Job losses slow, but unemployment rate climbsby USA Today on May. 09, 2009, under Edge, Nation/World, Special
Report sparks optimism of end of recession
Employers shed 539,000 jobs in April, pushing the nation’s unemployment rate to 8.9 percent, but the pace of job losses slowed, leading some analysts to predict the recession will end in a few months.
A record 13.7 million Americans were out of work last month and 5.7 million jobs have been lost since the downturn began in December 2007, the Labor Department reported Friday.
The jobless rate was up from 8.5 percent in March and the highest since fall 1983. A year ago, unemployment was 5 percent.
Still, the smallest number of jobs losses in six months provided the latest in a series of signs the recession’s ferocity is easing.
“It’s a step in the right direction, but we still have a long way to go,” said Maury Harris, chief U.S. economist for UBS.
Recent reports have shown manufacturing and services industries shrinking more slowly. Also, consumer spending and confidence have ticked up and the housing market has shown signs of bottoming.

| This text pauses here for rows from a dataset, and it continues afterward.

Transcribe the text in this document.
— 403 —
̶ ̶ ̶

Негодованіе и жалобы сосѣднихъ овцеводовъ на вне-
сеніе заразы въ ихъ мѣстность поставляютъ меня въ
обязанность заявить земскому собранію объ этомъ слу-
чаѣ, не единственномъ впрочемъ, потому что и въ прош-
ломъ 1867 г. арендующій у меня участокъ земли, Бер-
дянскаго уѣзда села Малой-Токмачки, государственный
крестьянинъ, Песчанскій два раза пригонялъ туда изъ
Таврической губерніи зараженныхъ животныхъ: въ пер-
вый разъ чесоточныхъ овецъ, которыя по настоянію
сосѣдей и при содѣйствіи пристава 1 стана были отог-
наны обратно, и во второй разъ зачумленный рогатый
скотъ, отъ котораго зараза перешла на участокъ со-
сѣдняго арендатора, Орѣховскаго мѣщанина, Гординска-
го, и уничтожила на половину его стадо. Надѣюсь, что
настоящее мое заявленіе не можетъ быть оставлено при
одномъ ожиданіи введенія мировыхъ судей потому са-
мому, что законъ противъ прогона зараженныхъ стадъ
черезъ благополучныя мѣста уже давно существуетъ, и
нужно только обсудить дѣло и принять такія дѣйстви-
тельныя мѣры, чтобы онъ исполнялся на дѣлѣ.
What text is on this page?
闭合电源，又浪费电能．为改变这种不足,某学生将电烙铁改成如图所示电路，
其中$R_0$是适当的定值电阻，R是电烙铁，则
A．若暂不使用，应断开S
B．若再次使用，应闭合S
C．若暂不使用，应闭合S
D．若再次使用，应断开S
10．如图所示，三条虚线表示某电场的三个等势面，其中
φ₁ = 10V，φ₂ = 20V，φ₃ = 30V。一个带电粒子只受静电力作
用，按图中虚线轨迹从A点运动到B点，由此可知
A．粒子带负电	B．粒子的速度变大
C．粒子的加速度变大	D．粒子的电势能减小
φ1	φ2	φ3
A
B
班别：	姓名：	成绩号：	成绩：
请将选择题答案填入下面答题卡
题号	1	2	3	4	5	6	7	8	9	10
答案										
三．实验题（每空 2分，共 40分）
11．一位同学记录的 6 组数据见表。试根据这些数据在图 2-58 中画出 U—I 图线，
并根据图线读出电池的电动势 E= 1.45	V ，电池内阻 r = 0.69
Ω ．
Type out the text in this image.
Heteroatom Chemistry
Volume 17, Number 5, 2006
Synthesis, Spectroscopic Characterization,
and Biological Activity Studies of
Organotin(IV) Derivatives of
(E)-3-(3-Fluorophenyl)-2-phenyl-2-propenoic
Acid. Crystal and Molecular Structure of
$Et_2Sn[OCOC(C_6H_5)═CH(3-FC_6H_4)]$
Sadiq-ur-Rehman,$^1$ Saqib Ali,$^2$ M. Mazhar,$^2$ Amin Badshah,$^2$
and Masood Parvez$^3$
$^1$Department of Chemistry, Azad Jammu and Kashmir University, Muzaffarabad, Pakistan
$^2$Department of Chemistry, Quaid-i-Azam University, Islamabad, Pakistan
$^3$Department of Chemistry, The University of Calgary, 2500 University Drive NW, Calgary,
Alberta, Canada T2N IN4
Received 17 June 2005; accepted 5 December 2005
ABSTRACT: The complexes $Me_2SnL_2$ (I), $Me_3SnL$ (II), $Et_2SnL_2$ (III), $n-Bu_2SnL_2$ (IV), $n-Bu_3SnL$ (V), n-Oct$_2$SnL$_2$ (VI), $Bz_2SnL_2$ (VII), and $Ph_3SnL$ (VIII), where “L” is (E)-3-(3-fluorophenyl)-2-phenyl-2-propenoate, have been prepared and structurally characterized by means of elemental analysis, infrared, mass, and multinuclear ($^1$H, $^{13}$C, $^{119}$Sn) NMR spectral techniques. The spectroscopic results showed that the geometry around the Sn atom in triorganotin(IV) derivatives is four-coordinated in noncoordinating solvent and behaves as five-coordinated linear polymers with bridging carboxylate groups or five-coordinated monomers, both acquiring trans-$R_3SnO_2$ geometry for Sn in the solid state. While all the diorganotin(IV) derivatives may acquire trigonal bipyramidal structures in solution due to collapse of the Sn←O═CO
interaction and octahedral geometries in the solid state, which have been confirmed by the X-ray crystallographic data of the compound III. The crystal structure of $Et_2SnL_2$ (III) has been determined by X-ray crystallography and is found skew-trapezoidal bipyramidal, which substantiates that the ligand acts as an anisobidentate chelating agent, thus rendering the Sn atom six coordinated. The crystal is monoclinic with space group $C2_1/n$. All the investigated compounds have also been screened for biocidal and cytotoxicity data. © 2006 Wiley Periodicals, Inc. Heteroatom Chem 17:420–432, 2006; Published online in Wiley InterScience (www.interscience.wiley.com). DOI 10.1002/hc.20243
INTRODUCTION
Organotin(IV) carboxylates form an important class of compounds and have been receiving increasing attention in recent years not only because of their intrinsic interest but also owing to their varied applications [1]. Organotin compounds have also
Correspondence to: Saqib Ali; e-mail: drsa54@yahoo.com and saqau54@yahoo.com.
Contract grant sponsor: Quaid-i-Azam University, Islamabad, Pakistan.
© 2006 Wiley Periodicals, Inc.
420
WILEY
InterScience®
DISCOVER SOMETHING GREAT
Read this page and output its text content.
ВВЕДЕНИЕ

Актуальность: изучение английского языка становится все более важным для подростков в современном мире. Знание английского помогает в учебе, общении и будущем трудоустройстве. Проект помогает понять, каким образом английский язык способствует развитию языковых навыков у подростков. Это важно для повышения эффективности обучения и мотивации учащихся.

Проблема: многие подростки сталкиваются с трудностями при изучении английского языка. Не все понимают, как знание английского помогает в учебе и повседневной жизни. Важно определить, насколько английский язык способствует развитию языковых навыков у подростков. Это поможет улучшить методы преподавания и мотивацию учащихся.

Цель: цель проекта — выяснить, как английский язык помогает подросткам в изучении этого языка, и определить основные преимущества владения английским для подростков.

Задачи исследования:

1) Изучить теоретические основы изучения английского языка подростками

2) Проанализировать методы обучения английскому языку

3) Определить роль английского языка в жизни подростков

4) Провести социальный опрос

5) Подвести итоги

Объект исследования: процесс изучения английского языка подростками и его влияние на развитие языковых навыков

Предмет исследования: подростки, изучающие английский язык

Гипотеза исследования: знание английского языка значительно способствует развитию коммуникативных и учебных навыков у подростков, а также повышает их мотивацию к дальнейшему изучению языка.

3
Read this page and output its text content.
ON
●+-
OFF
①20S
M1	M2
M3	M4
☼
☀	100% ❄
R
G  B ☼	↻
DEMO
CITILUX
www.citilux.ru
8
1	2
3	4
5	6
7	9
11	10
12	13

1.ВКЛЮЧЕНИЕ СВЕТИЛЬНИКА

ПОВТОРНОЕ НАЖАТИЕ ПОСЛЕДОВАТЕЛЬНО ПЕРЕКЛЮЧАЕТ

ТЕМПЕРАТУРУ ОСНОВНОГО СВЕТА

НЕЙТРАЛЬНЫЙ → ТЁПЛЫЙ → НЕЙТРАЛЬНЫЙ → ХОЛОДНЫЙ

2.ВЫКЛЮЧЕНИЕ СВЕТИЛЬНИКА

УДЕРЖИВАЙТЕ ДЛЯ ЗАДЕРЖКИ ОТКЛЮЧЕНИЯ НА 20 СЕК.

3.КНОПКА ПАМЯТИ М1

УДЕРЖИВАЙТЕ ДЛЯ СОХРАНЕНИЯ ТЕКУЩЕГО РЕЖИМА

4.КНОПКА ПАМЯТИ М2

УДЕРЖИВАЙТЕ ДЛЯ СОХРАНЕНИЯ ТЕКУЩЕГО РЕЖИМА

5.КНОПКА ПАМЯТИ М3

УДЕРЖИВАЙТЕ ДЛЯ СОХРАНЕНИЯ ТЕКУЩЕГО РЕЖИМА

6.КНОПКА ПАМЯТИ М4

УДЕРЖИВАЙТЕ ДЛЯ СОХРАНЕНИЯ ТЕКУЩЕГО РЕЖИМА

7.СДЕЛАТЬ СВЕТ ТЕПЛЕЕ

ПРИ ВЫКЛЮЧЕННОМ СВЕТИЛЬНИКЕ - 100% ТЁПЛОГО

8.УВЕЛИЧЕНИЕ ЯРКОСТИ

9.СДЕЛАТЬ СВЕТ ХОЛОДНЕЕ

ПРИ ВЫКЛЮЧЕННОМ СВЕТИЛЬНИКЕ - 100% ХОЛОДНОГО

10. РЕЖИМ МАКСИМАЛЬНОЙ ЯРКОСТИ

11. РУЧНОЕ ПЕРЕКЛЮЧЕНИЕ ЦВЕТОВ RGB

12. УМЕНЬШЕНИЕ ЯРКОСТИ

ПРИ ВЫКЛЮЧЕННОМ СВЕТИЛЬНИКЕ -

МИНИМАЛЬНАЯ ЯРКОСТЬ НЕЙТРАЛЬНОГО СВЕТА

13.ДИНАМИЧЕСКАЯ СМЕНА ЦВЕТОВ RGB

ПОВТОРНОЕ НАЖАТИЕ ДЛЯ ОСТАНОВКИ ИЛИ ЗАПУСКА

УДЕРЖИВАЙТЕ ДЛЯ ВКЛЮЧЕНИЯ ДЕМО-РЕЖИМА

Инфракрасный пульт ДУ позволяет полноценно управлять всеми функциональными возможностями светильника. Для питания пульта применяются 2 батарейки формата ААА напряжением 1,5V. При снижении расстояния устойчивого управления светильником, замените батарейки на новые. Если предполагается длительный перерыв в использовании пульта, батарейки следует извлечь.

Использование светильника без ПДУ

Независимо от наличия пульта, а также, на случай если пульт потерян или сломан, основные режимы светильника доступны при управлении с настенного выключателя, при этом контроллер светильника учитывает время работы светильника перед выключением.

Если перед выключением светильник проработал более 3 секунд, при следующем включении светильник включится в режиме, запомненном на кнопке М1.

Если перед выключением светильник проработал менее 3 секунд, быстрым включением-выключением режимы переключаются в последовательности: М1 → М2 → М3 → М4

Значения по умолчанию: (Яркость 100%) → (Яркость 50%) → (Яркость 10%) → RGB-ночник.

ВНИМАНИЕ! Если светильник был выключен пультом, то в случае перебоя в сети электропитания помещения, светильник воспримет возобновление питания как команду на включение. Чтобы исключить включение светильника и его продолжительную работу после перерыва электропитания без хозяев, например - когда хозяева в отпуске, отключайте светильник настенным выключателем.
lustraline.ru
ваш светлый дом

Analyst Richard Yamarone of Argus Research said he expects the recession to end by late summer but, like many economists, predicts unemployment will remain high through 2010.
Harris said enthusiasm over April’s decline in job losses was restrained by the fact that it was partly due to the addition of about 60,000 government workers for the 2010 census.
“We have to appreciate that they’re temporary (workers),” he said.
Still, the 539,000 job cuts were far less than March’s 699,000 and January’s peak of 741,000.
President Obama said Friday “the gears of our economic engine do seem to be slowly turning once again.”
He asked states and colleges to help jobless people pursue education and training without losing their unemployment benefits. States generally require people who collect unemployment to be actively looking for work, which can make it difficult to sign up for school or job training. Under Obama’s plan, going to school would satisfy the requirement that they were seeking new employment.
“We’re still in the midst of a recession that was years in the making and will be months or even years in the unmaking,” Obama said. But he added: “Step by step, we are making progress.”